Imaginez découvrir un défaut mécanique majeur sur votre véhicule, avec une facture qui frôle les 3.000 euros… et recevoir, en guise de dédommagement, un virement de 30 euros. C’est le scénario frustrant que vivent aujourd’hui de nombreux automobilistes, propriétaires de voitures du groupe Stellantis, confrontés à un problème récurrent sur le système AdBlue. Et malgré les promesses du constructeur, les indemnisations tardent – ou sont tout simplement jugées insuffisantes.
Un additif essentiel, un système fragile
Sur les modèles diesel récents, l’AdBlue est devenu incontournable : ce liquide est injecté dans le pot d’échappement pour réduire les émissions polluantes d’oxydes d’azote, et se veut un levier pour respecter les normes environnementales européennes. Le souci, c’est que les réservoirs installés sur certains véhicules Peugeot, Citroën, Opel ou DS (tous du groupe Stellantis) présentent des défaillances qui immobilisent le véhicule, parfois sans signe avant-coureur.
En 2023, l’association belge Testachats avait tiré la sonnette d’alarme après avoir reçu près de 3.500 plaintes liées à ce défaut. Certains consommateurs affirmaient même avoir dû avancer l’intégralité des frais de réparation, souvent salés, dans l’espoir d’un remboursement ultérieur.
Des indemnisations au compte-gouttes
Stellantis a bien ouvert en janvier une plateforme permettant aux clients concernés de réclamer une compensation financière.

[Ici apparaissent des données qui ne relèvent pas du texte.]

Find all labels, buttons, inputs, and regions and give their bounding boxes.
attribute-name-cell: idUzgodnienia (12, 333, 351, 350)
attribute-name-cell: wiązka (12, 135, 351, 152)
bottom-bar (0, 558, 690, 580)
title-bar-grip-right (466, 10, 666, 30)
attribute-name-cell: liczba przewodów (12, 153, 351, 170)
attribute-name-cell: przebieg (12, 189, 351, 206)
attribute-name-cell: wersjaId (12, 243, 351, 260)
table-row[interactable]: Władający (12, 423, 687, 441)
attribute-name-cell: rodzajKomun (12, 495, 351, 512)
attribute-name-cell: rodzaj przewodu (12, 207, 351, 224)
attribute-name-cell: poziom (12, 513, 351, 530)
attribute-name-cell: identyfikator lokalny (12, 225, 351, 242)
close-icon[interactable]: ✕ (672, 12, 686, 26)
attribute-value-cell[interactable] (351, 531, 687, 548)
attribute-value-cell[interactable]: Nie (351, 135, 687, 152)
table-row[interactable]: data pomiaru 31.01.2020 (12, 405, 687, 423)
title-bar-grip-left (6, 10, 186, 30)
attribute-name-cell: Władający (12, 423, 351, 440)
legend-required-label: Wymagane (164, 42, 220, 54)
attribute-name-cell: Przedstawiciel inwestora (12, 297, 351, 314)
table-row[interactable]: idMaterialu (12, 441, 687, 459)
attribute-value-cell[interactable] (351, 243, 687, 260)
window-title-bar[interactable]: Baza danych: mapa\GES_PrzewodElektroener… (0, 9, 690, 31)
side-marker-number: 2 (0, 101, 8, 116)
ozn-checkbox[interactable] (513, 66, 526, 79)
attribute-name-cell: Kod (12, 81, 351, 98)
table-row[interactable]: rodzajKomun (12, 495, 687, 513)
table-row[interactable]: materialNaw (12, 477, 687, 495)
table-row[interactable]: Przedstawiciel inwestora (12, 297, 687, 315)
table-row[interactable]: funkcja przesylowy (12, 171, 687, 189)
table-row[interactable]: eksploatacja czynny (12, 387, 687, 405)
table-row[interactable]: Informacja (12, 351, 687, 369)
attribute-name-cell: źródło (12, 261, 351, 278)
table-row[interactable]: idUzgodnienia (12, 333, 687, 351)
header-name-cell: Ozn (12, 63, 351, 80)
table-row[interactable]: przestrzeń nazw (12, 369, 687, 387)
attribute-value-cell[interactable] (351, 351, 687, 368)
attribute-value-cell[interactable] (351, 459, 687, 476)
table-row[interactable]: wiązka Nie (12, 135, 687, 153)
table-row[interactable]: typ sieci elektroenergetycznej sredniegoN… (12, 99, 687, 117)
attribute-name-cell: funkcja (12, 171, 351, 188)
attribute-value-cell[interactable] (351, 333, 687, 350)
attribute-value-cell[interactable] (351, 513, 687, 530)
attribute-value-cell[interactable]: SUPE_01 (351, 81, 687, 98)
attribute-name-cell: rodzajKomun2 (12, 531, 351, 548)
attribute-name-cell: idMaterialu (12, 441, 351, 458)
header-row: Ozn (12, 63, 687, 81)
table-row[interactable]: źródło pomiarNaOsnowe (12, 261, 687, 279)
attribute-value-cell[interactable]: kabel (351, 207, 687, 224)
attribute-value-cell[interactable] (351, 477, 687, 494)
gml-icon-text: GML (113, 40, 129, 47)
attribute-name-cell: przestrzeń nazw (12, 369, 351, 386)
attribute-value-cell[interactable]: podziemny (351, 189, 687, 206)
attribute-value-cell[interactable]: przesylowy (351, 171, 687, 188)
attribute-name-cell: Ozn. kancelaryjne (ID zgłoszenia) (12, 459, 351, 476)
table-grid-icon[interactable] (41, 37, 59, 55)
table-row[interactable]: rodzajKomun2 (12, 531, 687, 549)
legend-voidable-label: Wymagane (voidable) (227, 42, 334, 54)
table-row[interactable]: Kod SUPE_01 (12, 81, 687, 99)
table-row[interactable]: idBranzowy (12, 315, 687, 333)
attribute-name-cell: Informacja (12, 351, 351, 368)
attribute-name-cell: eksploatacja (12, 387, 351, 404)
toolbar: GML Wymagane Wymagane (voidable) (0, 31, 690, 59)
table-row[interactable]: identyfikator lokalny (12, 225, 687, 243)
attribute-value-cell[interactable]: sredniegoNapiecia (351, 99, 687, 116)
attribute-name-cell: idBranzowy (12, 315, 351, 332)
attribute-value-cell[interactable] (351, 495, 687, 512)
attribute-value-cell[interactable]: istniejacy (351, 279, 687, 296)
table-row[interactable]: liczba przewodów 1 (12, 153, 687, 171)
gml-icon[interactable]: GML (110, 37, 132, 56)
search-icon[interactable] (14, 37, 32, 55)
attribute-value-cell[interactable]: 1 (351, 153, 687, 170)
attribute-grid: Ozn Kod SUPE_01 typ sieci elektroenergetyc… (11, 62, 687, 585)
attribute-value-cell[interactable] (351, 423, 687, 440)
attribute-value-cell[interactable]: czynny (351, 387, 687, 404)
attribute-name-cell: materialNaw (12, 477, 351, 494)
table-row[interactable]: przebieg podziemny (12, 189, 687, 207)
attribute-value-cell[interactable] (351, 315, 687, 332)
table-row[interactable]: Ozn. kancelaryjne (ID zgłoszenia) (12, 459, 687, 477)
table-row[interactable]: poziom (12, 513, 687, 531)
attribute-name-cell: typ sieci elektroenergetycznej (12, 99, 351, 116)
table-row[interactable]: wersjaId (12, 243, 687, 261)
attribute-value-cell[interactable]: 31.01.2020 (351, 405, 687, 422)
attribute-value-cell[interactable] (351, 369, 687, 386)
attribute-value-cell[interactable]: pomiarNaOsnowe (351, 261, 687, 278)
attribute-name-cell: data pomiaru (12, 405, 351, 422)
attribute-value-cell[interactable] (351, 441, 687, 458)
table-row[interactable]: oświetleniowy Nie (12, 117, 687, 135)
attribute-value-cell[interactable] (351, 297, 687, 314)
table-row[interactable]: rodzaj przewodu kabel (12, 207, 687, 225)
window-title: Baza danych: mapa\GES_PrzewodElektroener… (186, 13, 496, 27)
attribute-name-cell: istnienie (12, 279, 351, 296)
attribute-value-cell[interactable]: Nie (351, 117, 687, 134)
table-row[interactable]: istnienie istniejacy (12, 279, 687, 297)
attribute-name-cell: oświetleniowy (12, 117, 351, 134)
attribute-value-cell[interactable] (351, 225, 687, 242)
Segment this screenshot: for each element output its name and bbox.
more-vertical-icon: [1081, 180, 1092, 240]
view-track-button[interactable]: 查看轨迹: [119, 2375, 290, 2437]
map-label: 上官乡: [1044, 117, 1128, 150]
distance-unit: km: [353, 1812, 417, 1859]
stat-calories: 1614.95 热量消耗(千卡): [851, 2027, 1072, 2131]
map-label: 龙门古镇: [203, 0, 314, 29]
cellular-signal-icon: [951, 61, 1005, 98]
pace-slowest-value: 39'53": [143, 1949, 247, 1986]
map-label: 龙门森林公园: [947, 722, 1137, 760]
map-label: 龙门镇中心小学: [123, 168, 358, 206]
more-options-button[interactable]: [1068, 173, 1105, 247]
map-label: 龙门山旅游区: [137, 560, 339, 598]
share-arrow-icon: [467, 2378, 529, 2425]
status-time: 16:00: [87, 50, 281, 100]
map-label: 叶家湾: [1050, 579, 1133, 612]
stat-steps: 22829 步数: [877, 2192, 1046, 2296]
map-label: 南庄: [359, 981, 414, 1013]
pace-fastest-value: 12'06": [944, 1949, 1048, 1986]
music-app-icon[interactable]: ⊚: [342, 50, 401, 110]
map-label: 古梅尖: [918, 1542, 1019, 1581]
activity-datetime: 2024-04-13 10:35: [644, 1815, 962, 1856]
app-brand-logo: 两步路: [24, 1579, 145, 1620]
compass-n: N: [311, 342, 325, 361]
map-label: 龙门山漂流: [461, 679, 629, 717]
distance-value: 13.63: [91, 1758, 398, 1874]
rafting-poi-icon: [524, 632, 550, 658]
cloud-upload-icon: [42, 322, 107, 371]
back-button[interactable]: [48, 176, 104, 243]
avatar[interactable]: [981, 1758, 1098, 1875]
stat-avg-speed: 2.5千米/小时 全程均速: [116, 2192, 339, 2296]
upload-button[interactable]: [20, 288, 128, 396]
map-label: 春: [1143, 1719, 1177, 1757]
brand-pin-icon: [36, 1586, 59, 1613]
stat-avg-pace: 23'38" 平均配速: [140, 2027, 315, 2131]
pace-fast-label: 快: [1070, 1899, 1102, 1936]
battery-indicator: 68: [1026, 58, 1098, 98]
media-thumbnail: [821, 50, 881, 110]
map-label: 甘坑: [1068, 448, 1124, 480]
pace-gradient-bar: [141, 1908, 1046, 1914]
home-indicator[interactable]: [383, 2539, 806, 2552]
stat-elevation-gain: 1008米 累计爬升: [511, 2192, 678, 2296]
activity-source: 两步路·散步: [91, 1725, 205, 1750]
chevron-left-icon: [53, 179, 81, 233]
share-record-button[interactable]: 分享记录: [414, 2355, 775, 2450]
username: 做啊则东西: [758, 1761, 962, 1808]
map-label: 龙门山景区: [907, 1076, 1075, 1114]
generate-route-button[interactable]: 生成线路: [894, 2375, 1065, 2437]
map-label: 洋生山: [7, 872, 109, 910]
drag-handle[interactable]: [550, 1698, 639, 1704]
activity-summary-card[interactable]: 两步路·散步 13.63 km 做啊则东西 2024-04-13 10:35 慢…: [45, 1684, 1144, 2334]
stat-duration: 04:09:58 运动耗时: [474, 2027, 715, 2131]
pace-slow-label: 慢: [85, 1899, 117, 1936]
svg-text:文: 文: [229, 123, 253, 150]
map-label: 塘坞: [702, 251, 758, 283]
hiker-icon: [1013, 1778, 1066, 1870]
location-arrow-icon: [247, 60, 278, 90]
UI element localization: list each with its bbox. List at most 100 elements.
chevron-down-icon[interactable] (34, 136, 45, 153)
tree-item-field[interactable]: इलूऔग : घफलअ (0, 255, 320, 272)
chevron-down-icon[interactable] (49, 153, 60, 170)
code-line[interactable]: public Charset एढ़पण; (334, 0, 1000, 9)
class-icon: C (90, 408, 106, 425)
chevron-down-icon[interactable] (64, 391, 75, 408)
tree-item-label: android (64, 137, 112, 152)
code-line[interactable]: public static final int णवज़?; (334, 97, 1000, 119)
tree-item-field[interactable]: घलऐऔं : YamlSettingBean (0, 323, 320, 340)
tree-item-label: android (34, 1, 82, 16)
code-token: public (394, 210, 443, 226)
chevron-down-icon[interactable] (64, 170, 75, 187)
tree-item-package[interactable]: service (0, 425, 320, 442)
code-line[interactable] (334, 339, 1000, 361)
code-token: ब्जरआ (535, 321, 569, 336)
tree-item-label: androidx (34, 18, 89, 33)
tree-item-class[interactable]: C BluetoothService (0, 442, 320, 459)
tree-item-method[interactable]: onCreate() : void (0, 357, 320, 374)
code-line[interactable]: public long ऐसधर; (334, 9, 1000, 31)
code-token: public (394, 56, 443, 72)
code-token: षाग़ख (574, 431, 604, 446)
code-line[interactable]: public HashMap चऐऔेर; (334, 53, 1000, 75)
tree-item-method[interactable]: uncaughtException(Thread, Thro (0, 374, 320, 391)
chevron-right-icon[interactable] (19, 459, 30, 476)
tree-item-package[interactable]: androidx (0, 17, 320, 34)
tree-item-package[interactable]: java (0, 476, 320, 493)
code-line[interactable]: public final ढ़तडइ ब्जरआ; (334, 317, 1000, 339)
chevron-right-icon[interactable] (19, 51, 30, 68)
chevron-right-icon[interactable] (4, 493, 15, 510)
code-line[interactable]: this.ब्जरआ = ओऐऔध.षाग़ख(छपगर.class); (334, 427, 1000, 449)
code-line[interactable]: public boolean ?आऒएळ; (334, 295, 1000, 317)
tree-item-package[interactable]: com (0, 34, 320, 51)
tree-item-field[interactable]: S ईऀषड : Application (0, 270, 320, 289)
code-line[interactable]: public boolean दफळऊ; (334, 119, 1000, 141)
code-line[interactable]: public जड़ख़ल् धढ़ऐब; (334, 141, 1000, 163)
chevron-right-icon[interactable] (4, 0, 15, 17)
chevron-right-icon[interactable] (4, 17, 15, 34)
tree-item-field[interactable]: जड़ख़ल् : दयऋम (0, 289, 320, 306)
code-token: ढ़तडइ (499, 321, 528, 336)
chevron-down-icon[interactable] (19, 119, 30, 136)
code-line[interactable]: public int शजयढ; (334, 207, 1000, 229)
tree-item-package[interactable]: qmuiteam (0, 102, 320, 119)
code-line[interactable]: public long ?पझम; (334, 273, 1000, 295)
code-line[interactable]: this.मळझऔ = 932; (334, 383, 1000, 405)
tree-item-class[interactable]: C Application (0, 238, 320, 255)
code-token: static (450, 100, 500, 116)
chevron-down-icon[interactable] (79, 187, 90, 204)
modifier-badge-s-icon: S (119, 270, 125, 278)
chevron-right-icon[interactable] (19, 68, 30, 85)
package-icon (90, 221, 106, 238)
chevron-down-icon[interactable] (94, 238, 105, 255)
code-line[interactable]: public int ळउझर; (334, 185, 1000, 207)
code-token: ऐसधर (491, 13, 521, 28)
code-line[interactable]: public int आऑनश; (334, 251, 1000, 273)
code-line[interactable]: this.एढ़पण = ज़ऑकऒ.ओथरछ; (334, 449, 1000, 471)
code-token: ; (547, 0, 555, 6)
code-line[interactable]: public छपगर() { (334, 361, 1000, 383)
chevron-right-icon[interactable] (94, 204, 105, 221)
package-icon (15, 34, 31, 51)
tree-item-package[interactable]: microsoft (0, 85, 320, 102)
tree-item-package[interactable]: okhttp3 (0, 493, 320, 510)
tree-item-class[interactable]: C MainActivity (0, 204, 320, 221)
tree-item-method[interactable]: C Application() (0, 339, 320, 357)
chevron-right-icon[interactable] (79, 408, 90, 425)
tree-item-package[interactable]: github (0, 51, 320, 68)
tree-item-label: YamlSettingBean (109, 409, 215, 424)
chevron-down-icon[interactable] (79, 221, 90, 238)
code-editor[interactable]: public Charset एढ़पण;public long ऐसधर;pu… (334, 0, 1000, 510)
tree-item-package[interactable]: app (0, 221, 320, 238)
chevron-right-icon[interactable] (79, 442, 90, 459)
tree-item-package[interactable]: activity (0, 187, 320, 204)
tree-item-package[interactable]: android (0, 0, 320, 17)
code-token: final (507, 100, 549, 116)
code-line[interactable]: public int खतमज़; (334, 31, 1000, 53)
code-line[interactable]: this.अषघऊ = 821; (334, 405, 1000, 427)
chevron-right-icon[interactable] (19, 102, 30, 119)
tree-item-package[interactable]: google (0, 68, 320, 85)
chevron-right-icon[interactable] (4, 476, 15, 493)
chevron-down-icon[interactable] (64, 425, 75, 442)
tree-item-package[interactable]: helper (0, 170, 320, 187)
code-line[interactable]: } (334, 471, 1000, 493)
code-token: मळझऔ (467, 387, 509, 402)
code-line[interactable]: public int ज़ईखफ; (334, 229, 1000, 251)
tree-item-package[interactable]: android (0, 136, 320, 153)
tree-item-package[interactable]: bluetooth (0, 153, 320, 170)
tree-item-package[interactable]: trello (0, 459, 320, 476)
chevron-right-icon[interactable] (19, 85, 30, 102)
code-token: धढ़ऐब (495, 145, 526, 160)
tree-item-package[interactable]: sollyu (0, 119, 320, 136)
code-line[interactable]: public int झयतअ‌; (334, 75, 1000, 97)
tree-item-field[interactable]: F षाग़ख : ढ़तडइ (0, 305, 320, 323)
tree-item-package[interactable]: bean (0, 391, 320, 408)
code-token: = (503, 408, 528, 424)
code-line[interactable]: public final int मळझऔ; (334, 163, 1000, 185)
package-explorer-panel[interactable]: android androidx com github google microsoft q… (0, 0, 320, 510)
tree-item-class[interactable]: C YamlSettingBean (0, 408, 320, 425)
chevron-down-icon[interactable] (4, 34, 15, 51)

Mais selon Testachats, l’expérience laisse un goût amer à beaucoup. Certains automobilistes se voient refuser leur demande sans aucune justification, tandis que d’autres obtiennent un geste symbolique, parfois aussi bas que 30 euros, sans que cela ne couvre le moindre centime des coûts engagés.
« Dans un souci de transparence, il serait normal que chaque refus soit accompagné d’une explication claire », souligne l’organisation de défense des consommateurs. Une attente légitime quand on connaît l’ampleur des désagréments : frais de remorquage, immobilisation prolongée, perte de confiance envers la marque…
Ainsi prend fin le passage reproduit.